One critic of the film, Washington Post writer Jay Matthews, argues with Abeles, saying that as opposed to too much homework, students are receiving too little. He also complains that the film focuses “not on data but feelings.” He also disagrees that low-income students face large amounts of academic pressure. This complaint is in response to a scene in “Race to Nowhere” where a character named Isaiah discusses his specialized struggles as a high school student living below the poverty line (Abeles 44:00). Isaiah’s interview pans his apartment, showing how poor his living conditions are. Isaiah describes his massive amounts of homework, as well as the pressure he feels to rise above his neighborhood. He says that his counselor told him he needed to take Advanced level courses if he wanted colleges to even look at giving him scholarships. He took Advanced Environmental Science and received a D (Abeles 44:54). He also sites that he cheated multiple times throughout his college career to cope with his stress (Abeles 45:00). This scene shows that even in urban, impoverished schools, students are still getting a lot of work and are under an incredible amount of pressure.
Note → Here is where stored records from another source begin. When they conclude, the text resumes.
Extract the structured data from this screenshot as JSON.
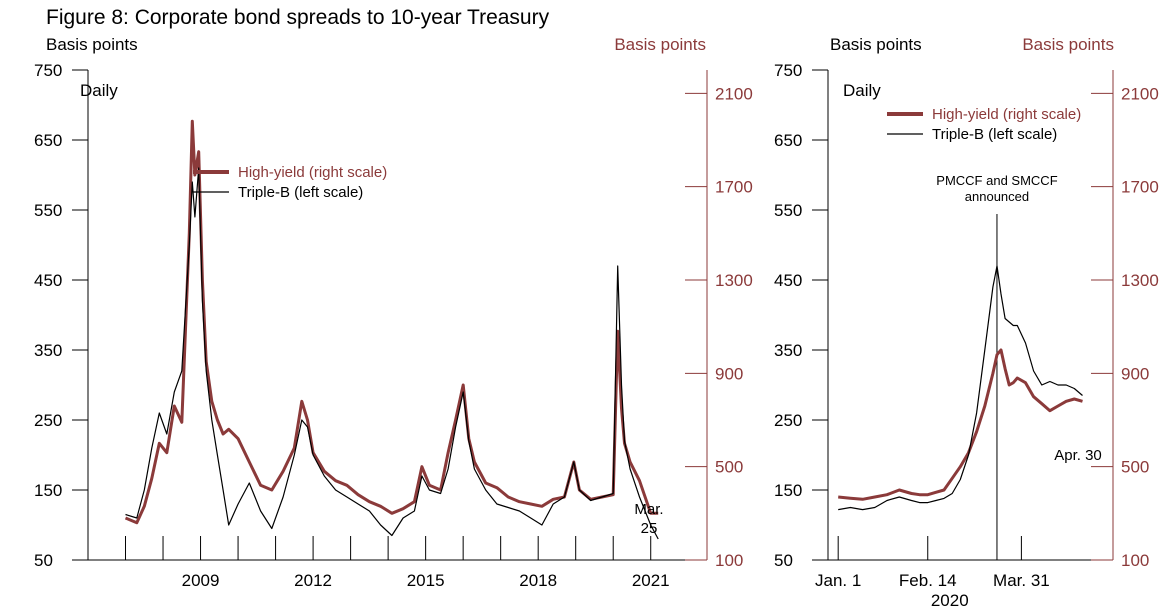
{
  "figure_title": "Figure 8: Corporate bond spreads to 10-year Treasury",
  "colors": {
    "high_yield": "#8b3a3a",
    "triple_b": "#000000",
    "right_axis": "#8b3a3a"
  },
  "chart_data": [
    {
      "type": "line",
      "frequency_label": "Daily",
      "left_axis_unit": "Basis points",
      "right_axis_unit": "Basis points",
      "ylim_left": [
        50,
        750
      ],
      "ylim_right": [
        100,
        2200
      ],
      "left_ticks": [
        50,
        150,
        250,
        350,
        450,
        550,
        650,
        750
      ],
      "right_ticks": [
        100,
        500,
        900,
        1300,
        1700,
        2100
      ],
      "xlim": [
        2006.0,
        2022.5
      ],
      "x_tick_labels": [
        "2009",
        "2012",
        "2015",
        "2018",
        "2021"
      ],
      "x_tick_positions": [
        2009,
        2012,
        2015,
        2018,
        2021
      ],
      "x_minor_ticks": [
        2007,
        2008,
        2009,
        2010,
        2011,
        2012,
        2013,
        2014,
        2015,
        2016,
        2017,
        2018,
        2019,
        2020,
        2021
      ],
      "legend_position": "top-center",
      "annotation": "Mar. 25",
      "series": [
        {
          "name": "High-yield (right scale)",
          "axis": "right",
          "x": [
            2007.0,
            2007.3,
            2007.5,
            2007.7,
            2007.9,
            2008.1,
            2008.3,
            2008.5,
            2008.7,
            2008.78,
            2008.85,
            2008.95,
            2009.05,
            2009.15,
            2009.3,
            2009.45,
            2009.6,
            2009.75,
            2010.0,
            2010.3,
            2010.6,
            2010.9,
            2011.2,
            2011.5,
            2011.7,
            2011.85,
            2012.0,
            2012.3,
            2012.6,
            2012.9,
            2013.2,
            2013.5,
            2013.8,
            2014.1,
            2014.4,
            2014.7,
            2014.9,
            2015.1,
            2015.4,
            2015.6,
            2015.8,
            2016.0,
            2016.15,
            2016.3,
            2016.6,
            2016.9,
            2017.2,
            2017.5,
            2017.8,
            2018.1,
            2018.4,
            2018.7,
            2018.95,
            2019.1,
            2019.4,
            2019.7,
            2020.0,
            2020.12,
            2020.22,
            2020.3,
            2020.45,
            2020.7,
            2021.0,
            2021.2
          ],
          "values": [
            280,
            260,
            330,
            450,
            600,
            560,
            760,
            690,
            1500,
            1980,
            1750,
            1850,
            1300,
            950,
            780,
            700,
            640,
            660,
            620,
            520,
            420,
            400,
            480,
            580,
            780,
            700,
            560,
            480,
            440,
            420,
            380,
            350,
            330,
            300,
            320,
            350,
            500,
            420,
            400,
            560,
            700,
            850,
            620,
            520,
            430,
            410,
            370,
            350,
            340,
            330,
            360,
            370,
            520,
            400,
            360,
            370,
            380,
            1080,
            750,
            600,
            520,
            440,
            300,
            300
          ]
        },
        {
          "name": "Triple-B (left scale)",
          "axis": "left",
          "x": [
            2007.0,
            2007.3,
            2007.5,
            2007.7,
            2007.9,
            2008.1,
            2008.3,
            2008.5,
            2008.7,
            2008.78,
            2008.85,
            2008.95,
            2009.05,
            2009.15,
            2009.3,
            2009.45,
            2009.6,
            2009.75,
            2010.0,
            2010.3,
            2010.6,
            2010.9,
            2011.2,
            2011.5,
            2011.7,
            2011.85,
            2012.0,
            2012.3,
            2012.6,
            2012.9,
            2013.2,
            2013.5,
            2013.8,
            2014.1,
            2014.4,
            2014.7,
            2014.9,
            2015.1,
            2015.4,
            2015.6,
            2015.8,
            2016.0,
            2016.15,
            2016.3,
            2016.6,
            2016.9,
            2017.2,
            2017.5,
            2017.8,
            2018.1,
            2018.4,
            2018.7,
            2018.95,
            2019.1,
            2019.4,
            2019.7,
            2020.0,
            2020.12,
            2020.22,
            2020.3,
            2020.45,
            2020.7,
            2021.0,
            2021.2
          ],
          "values": [
            115,
            110,
            150,
            210,
            260,
            230,
            290,
            320,
            500,
            590,
            540,
            610,
            420,
            320,
            250,
            200,
            150,
            100,
            130,
            160,
            120,
            95,
            140,
            200,
            250,
            240,
            200,
            170,
            150,
            140,
            130,
            120,
            100,
            85,
            110,
            120,
            170,
            150,
            145,
            180,
            240,
            290,
            220,
            180,
            150,
            130,
            125,
            120,
            110,
            100,
            130,
            140,
            190,
            150,
            135,
            140,
            145,
            470,
            300,
            220,
            180,
            140,
            100,
            80
          ]
        }
      ]
    },
    {
      "type": "line",
      "frequency_label": "Daily",
      "left_axis_unit": "Basis points",
      "right_axis_unit": "Basis points",
      "ylim_left": [
        50,
        750
      ],
      "ylim_right": [
        100,
        2200
      ],
      "left_ticks": [
        50,
        150,
        250,
        350,
        450,
        550,
        650,
        750
      ],
      "right_ticks": [
        100,
        500,
        900,
        1300,
        1700,
        2100
      ],
      "xlim": [
        -5,
        135
      ],
      "x_tick_labels": [
        "Jan. 1",
        "Feb. 14",
        "Mar. 31"
      ],
      "x_tick_positions": [
        0,
        44,
        90
      ],
      "x_label": "2020",
      "legend_position": "top-center",
      "vertical_line_x": 78,
      "vertical_line_label": "PMCCF and SMCCF announced",
      "annotation": "Apr. 30",
      "series": [
        {
          "name": "High-yield (right scale)",
          "axis": "right",
          "x": [
            0,
            6,
            12,
            18,
            24,
            30,
            36,
            40,
            44,
            48,
            52,
            56,
            60,
            64,
            68,
            72,
            76,
            78,
            80,
            82,
            84,
            86,
            88,
            92,
            96,
            100,
            104,
            108,
            112,
            116,
            120
          ],
          "values": [
            370,
            365,
            360,
            370,
            380,
            400,
            385,
            380,
            380,
            390,
            400,
            450,
            500,
            560,
            650,
            760,
            900,
            980,
            1000,
            920,
            850,
            860,
            880,
            860,
            800,
            770,
            740,
            760,
            780,
            790,
            780
          ]
        },
        {
          "name": "Triple-B (left scale)",
          "axis": "left",
          "x": [
            0,
            6,
            12,
            18,
            24,
            30,
            36,
            40,
            44,
            48,
            52,
            56,
            60,
            64,
            68,
            72,
            76,
            78,
            80,
            82,
            84,
            86,
            88,
            92,
            96,
            100,
            104,
            108,
            112,
            116,
            120
          ],
          "values": [
            122,
            125,
            122,
            125,
            135,
            140,
            135,
            132,
            132,
            135,
            138,
            145,
            165,
            200,
            260,
            350,
            440,
            470,
            430,
            395,
            390,
            385,
            385,
            360,
            320,
            300,
            305,
            300,
            300,
            295,
            285
          ]
        }
      ]
    }
  ]
}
Just as there are many different problems brought up in the film, there are also many goals. The main two, however, are the improvement of the well being of children, as well as the increased performance of students. The policy chain in this movie can also be confusing because everyone has a different opinion. Education reformers and teacher bring different ideas to the table on how to improve our educational system. For families, Abeles says that, as a parent, she has begun asking her children less about school work, and creating conversation in other ways (1:13). Dr. Deborah Stipek, Dean of the School of Education at Stanford University, tells us that there is no easy fix for our system, but that we need to fundamentally change our culture and our expectations of students (Abeles 1:16.) Reformers like Sara Bennett suggest eliminating homework, or even abolishing grading, because of an ethical responsibility for the well being of our nations children (Abeles 1:16). Dr. Madeline Levine commends schools for eliminating Advanced Placement courses and colleges for changing the way they require SAT scores (Abeles 1:17). The hope through all of these actions is that students will have less work, and will therefore be less stressed and will enjoy school more. Through this, they would be more invested in their learning and their performance would improve.